You're a lucky guy then. I was never afraid of telling my crushes my real feelings, and every single time I got rejected and more and more at the edge of a suicide. At least I was never humilated for that. I try to think that all of them were whores but in reality I know they will be good wifes and mothers. But I am just a subhuman who will never be a good husband or a father so even an angel wouldn't love me back.
 
> I try to think that all of them were whores but in reality I know they will be good wifes and mothers. But I am just a subhuman who will never be a good husband or a father so even an angel wouldn't love me back.

Now that's a feel I know, though I never confessed to the girls I had crushes on. Kudos for that bravado.
 
gay_fag said:
You're a lucky guy then. I was never afraid of telling my crushes my real feelings, and every single time I got rejected and more and more at the edge of a suicide. At least I was never humilated for that. I try to think that all of them were whores but in reality I know they will be good wifes and mothers. But I am just a subhuman who will never be a good husband or a father so even an angel wouldn't love me back.

Perhaps it would be unfair to categorize them all as whores but everyone is exceedingly biased about their own family members even when they're blackpilled. All women have the same fundamental trait, remember that. Your female relatives would never deign to interact with you or assist you in any form if they weren't motivated by a biological imperative.


FeminismsCancer said:
It doesn't. "Love" is just sugarcoating lust because male sexuality is so demonised.
Saying "I love her" or "I have a crush on her" somehow sounds less intimidating than "I fancy a shag with her" even though the desired outcome is the same.

Precisely. I find it difficult to cultivate a crush on a femoid because I only see human beings as mere animals.
 
I never had a crush too. I went to an all boys middle and high school.
Which I assume saved me from embarrassing myself with a lot Femoids and saved me from getting deeper scars in my life. I am glad I was away from Femoids.

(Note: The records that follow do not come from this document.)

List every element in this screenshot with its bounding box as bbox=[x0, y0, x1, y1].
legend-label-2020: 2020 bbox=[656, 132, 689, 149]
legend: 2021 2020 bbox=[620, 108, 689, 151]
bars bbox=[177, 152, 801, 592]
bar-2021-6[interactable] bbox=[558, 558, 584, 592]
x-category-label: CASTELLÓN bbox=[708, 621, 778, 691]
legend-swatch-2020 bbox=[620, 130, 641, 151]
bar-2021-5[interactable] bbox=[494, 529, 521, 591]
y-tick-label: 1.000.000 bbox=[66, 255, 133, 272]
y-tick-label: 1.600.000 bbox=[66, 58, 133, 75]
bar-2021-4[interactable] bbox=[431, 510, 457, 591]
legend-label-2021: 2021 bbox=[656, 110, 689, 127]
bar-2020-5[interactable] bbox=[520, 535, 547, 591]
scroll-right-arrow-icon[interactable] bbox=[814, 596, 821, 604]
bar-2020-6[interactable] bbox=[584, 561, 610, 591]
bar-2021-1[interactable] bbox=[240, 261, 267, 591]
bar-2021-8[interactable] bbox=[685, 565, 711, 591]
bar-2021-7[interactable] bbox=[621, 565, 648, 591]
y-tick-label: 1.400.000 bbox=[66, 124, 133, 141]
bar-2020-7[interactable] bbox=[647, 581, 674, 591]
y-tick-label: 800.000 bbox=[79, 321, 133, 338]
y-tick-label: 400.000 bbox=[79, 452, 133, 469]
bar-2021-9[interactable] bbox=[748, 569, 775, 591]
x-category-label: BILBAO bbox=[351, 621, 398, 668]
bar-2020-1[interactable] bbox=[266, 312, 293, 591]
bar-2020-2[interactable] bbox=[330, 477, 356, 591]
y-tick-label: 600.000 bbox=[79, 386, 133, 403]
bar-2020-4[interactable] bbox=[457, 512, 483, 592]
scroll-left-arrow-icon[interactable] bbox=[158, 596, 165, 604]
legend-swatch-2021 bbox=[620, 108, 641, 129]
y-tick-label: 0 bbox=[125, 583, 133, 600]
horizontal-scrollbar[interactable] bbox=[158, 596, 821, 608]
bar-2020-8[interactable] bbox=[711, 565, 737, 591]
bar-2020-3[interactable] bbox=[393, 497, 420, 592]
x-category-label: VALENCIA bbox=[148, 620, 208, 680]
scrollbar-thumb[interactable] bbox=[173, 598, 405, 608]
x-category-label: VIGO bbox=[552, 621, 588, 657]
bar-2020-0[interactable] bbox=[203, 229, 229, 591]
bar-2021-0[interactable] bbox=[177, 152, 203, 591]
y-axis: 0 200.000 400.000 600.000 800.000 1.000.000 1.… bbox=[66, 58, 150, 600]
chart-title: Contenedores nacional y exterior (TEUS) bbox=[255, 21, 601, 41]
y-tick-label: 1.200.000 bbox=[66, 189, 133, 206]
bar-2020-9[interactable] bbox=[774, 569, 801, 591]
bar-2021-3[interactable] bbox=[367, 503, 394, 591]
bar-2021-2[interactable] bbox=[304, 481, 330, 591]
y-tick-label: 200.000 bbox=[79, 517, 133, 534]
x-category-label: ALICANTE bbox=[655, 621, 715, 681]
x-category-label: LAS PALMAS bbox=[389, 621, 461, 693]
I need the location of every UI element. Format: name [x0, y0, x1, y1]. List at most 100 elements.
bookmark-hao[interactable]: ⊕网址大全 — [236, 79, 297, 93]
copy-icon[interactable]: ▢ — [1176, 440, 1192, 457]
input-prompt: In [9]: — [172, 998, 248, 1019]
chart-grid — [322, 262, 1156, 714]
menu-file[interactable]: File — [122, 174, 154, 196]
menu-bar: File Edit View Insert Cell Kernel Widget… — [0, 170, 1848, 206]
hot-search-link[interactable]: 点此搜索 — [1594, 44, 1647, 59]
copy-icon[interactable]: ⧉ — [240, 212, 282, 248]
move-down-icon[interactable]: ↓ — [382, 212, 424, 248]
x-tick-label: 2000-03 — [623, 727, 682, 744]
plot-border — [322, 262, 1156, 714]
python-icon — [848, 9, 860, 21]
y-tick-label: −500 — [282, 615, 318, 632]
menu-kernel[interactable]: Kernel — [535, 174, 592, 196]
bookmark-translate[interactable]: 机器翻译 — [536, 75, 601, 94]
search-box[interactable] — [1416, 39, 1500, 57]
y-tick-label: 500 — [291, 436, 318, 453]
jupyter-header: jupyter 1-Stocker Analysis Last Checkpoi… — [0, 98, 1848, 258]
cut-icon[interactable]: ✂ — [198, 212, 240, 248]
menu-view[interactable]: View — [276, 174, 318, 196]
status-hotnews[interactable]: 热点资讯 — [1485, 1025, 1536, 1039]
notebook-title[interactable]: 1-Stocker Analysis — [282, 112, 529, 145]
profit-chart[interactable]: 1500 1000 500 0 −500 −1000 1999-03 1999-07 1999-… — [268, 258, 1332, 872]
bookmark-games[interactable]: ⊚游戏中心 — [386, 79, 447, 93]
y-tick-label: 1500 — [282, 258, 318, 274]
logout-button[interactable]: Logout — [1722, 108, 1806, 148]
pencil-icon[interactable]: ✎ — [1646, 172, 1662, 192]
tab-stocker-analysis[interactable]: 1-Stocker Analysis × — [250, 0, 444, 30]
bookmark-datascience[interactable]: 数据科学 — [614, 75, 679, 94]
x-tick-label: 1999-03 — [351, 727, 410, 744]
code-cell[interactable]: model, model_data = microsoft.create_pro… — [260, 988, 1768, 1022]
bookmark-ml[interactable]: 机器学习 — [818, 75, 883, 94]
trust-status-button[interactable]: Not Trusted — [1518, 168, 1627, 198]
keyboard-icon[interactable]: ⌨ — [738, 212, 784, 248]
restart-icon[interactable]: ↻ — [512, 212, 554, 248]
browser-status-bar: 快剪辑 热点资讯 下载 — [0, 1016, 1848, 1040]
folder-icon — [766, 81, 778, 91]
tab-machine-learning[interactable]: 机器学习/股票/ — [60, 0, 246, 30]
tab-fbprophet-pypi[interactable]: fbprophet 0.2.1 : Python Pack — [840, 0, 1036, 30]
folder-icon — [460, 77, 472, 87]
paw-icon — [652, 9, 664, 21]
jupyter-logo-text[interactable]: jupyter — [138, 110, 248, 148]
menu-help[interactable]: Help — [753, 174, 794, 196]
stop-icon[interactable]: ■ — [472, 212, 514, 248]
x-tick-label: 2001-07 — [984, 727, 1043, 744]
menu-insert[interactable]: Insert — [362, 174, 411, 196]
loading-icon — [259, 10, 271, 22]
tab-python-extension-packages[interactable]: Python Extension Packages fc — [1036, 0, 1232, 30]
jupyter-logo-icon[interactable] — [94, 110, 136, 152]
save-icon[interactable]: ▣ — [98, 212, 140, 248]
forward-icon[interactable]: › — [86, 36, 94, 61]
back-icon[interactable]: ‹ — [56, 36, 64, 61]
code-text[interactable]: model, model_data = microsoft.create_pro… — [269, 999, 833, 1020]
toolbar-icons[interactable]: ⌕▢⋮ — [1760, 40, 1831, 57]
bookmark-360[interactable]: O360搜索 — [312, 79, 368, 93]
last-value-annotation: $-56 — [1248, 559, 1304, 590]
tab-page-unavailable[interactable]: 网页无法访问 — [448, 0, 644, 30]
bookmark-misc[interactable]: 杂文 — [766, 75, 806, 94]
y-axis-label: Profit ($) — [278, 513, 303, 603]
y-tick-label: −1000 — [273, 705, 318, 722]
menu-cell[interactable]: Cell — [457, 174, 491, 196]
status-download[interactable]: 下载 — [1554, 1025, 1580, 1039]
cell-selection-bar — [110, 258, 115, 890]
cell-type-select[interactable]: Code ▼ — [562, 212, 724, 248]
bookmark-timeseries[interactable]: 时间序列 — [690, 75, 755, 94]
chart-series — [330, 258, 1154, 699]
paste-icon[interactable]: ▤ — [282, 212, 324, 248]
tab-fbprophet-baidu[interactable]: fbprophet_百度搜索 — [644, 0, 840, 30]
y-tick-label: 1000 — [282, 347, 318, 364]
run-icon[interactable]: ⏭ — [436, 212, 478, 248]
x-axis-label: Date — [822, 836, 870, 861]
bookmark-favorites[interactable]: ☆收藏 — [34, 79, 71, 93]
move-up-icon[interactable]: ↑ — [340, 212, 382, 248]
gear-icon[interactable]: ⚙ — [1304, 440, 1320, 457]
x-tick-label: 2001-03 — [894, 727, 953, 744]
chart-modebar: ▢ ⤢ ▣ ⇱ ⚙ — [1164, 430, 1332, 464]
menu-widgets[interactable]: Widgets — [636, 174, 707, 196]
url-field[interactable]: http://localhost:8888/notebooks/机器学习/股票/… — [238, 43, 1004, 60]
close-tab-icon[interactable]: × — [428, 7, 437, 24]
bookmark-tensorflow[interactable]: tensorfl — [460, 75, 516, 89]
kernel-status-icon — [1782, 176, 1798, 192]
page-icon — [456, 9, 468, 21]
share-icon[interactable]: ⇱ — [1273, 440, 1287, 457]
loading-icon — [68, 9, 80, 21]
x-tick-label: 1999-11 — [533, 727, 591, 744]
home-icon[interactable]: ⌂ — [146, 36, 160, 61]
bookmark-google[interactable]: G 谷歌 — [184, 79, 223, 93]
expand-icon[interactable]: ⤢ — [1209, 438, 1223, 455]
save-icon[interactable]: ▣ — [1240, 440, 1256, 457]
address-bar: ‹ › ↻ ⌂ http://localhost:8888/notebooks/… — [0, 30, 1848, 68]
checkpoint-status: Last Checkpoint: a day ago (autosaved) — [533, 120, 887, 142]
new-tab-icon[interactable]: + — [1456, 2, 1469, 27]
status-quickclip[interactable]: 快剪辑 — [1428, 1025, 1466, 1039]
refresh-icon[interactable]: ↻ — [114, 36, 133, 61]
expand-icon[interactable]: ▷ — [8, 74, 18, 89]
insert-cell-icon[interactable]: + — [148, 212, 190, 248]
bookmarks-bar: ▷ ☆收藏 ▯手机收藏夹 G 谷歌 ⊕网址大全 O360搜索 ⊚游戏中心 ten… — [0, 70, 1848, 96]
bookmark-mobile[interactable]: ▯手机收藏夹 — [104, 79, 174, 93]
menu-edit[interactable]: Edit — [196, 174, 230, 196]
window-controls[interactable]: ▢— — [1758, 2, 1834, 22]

But seriously crushes seem to be horrible. I don't want to have something constantly in my mind with out eve being able to attain it.
 
Shooting a handgun at the night sky, hoping to hit one of the stars. Looks beautiful, feels noble and special, there is a clear light at the end of the tunnel. But when it’s all said and done, it’s hopeless, and when you look around, you’re alone on a dark and cold night, like you always are, and always will be.
 
It feels exactly how the word sounds. Crushing

A crush quite literally crushes the life out of you.
 
When you can't help but smile when you think of her.
When you want to spend as much time as possible near her.
When you dream about her, just doing normal couple stuff like holding hands and going for walks.
My last crush fucked me up real good, i knew i didn't have a chance but i couldn't get her out of my head. So i asked her out so that rejection would finally make me forget about her, and it did.